I am running Online-Armor V1.1.0.542 as part of my security protection. When an upgrade to OA is released, OA downloads and installs the update. Then it requires a reboot to bring in the new software update. AppDefend does not detect the change on the reboot and any subsequent reboot. If I manually shutdown OA totally and then restart it, AppDefend issues its MD5 change alert at that point.

This seems to me to be a substantial security hole in AppDefend.

hi siliconman01,

Could this be the same issue Disciple posted in this thread:
http://www.wilderssecurity.com/showpost.php?p=612570&postcount=2

I have exactly the same issue as Disciple, i.e. several of my startup apps are not detected by AppDefend. Hope Jason will fix this issue.

Hi, I'm sure that Jason will get around to addressing these points in a later beta. Though Jason will be able to give you a more definitive answer I am sure :)
BTW Siliconeman AD uses SHA256 not MD5, I am sure that was just a typo on your part ;)

Pilli

-{ Quote: "I am running Online-Armor V1.1.0.542 as part of my security protection. When an upgrade to OA is released, OA downloads and installs the update. Then it requires a reboot to bring in the new software update. AppDefend does not detect the change on the reboot and any subsequent reboot. If I manually shutdown OA totally and then restart it, AppDefend issues its MD5 change alert at that point.

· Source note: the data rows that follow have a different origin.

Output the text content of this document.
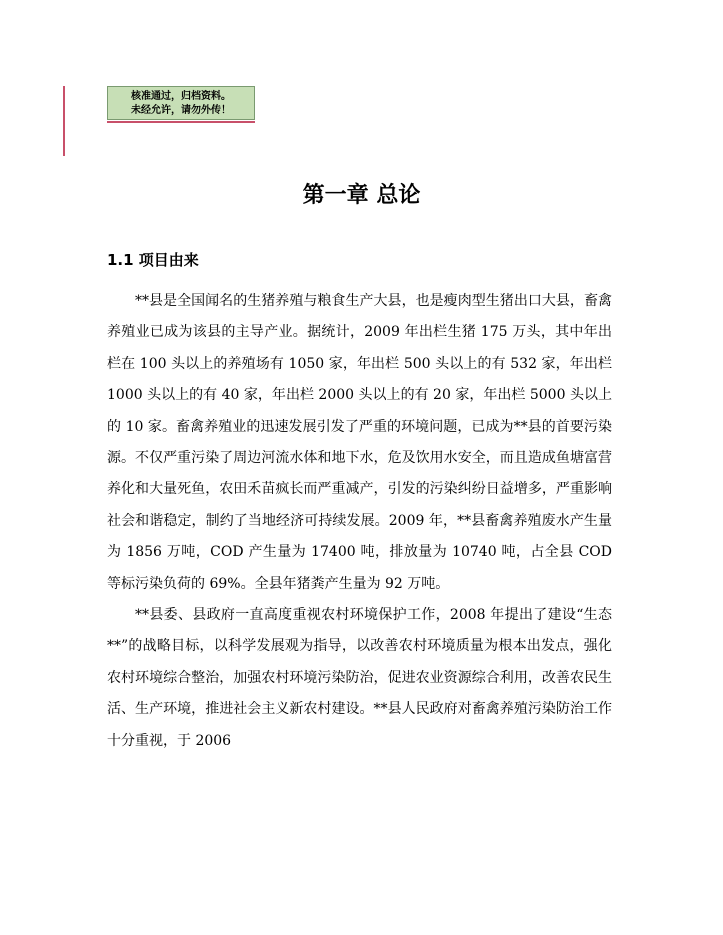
核准通过，归档资料。
未经允许，请勿外传！
第一章 总论
1.1 项目由来

**县是全国闻名的生猪养殖与粮食生产大县，也是瘦肉型生猪出口大县，畜禽养殖业已成为该县的主导产业。据统计，2009 年出栏生猪 175 万头，其中年出栏在 100 头以上的养殖场有 1050 家，年出栏 500 头以上的有 532 家，年出栏 1000 头以上的有 40 家，年出栏 2000 头以上的有 20 家，年出栏 5000 头以上的 10 家。畜禽养殖业的迅速发展引发了严重的环境问题，已成为**县的首要污染源。不仅严重污染了周边河流水体和地下水，危及饮用水安全，而且造成鱼塘富营养化和大量死鱼，农田禾苗疯长而严重减产，引发的污染纠纷日益增多，严重影响社会和谐稳定，制约了当地经济可持续发展。2009 年，**县畜禽养殖废水产生量为 1856 万吨，COD 产生量为 17400 吨，排放量为 10740 吨，占全县 COD 等标污染负荷的 69%。全县年猪粪产生量为 92 万吨。

**县委、县政府一直高度重视农村环境保护工作，2008 年提出了建设“生态**”的战略目标，以科学发展观为指导，以改善农村环境质量为根本出发点，强化农村环境综合整治，加强农村环境污染防治，促进农业资源综合利用，改善农民生活、生产环境，推进社会主义新农村建设。**县人民政府对畜禽养殖污染防治工作十分重视，于 2006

This seems to me to be a substantial security hole in AppDefend." }-

The reason it "gets past" AppDefend, is due to the .Default rule which has "Ask User / Allow" for executions. When the hash changes, AppDefend uses the .Default rule to make a decision on what to do , and since the GUI wasn't available to ask the user, it then allowed it. In the log it will be changed to make this clear that a hash has changed (at the moment it isn't obvious at all).

If the default rule had "Ask User / Block" then Online Armour would have been stopped from executing.

-{ Quote: "The reason it "gets past" AppDefend, is due to the .Default rule which has "Ask User / Allow" for executions. When the hash changes, AppDefend uses the .Default rule to make a decision on what to do , and since the GUI wasn't available to ask the user, it then allowed it. In the log it will be changed to make this clear that a hash has changed (at the moment it isn't obvious at all).

If the default rule had "Ask User / Block" then Online Armour would have been stopped from executing." }-
Thanks, Jason, you confirmed my assumption. But wouldn't it make sense, then, to change the .Default rule for Rootkit Drivers to "Ask User/Block" since the installation of "normal" drivers is covered by RegDefend as pointed out by you some time ago?

-{ Quote: "Thanks, Jason, you confirmed my assumption. But wouldn't it make sense, then, to change the .Default rule for Rootkit Drivers to "Ask User/Block" since the installation of "normal" drivers is covered by RegDefend as pointed out by you some time ago?" }-

Hi tlu,

Yes you are correct, such alterations in how the .Default rules work will be tweaked before the final release. At this moment in time the .Defaults are lax just to ensure compatibility and allow beta testers to tweak how they want.

Is there a mechanism that can load AppDefend/RegDefend/GSS at the "top of the heap" on system boot? This would permit a user alert to be issued when a valid "changed" service/program/registry entry is detected.

On my system when I boot up, Ewido's icon is the first icon to show up in the systray. Then others straggle in. GSS shows up after Spy Sweeper and a few others pop in. It doesn't seem practical to me to set "ask user/block" for such programs as Online-Armor and Spy Sweeper which have their realtime monitors established as services. These programs would not start up at boot time with this option selected in AppDefend for them. However, with the "ask user/allow" option selected and the inability for AppDefend/GSS to alert until long after these services have loaded and are executing, such programs as OA and SS seem quite vulnerable to malicious changes potentially getting through.

At least that's the way it seems to me....

-{ Quote: "Is there a mechanism that can load AppDefend/RegDefend/GSS at the "top of the heap" on system boot? This would permit a user alert to be issued when a valid "changed" service/program/registry entry is detected.

On my system when I boot up, Ewido's icon is the first icon to show up in the systray. Then others straggle in. GSS shows up after Spy Sweeper and a few others pop in. It doesn't seem practical to me to set "ask user/block" for such programs as Online-Armor and Spy Sweeper which have their realtime monitors established as services. These programs would not start up at boot time with this option selected in AppDefend for them. However, with the "ask user/allow" option selected and the inability for AppDefend/GSS to alert until long after these services have loaded and are executing, such programs as OA and SS seem quite vulnerable to malicious changes potentially getting through.

At least that's the way it seems to me...." }-

Hi Siliconman,

I will be working on improving the way AppDefend works with Windows to ensure it is #1, not only driver based but also GUI based. It will most likely have to wait as a point release after the final, but research has been underway for a while.

Thanks Jason for the feedback. Sounds great to me. Plus it sounds like it will be a significant competitive advantage once implemented.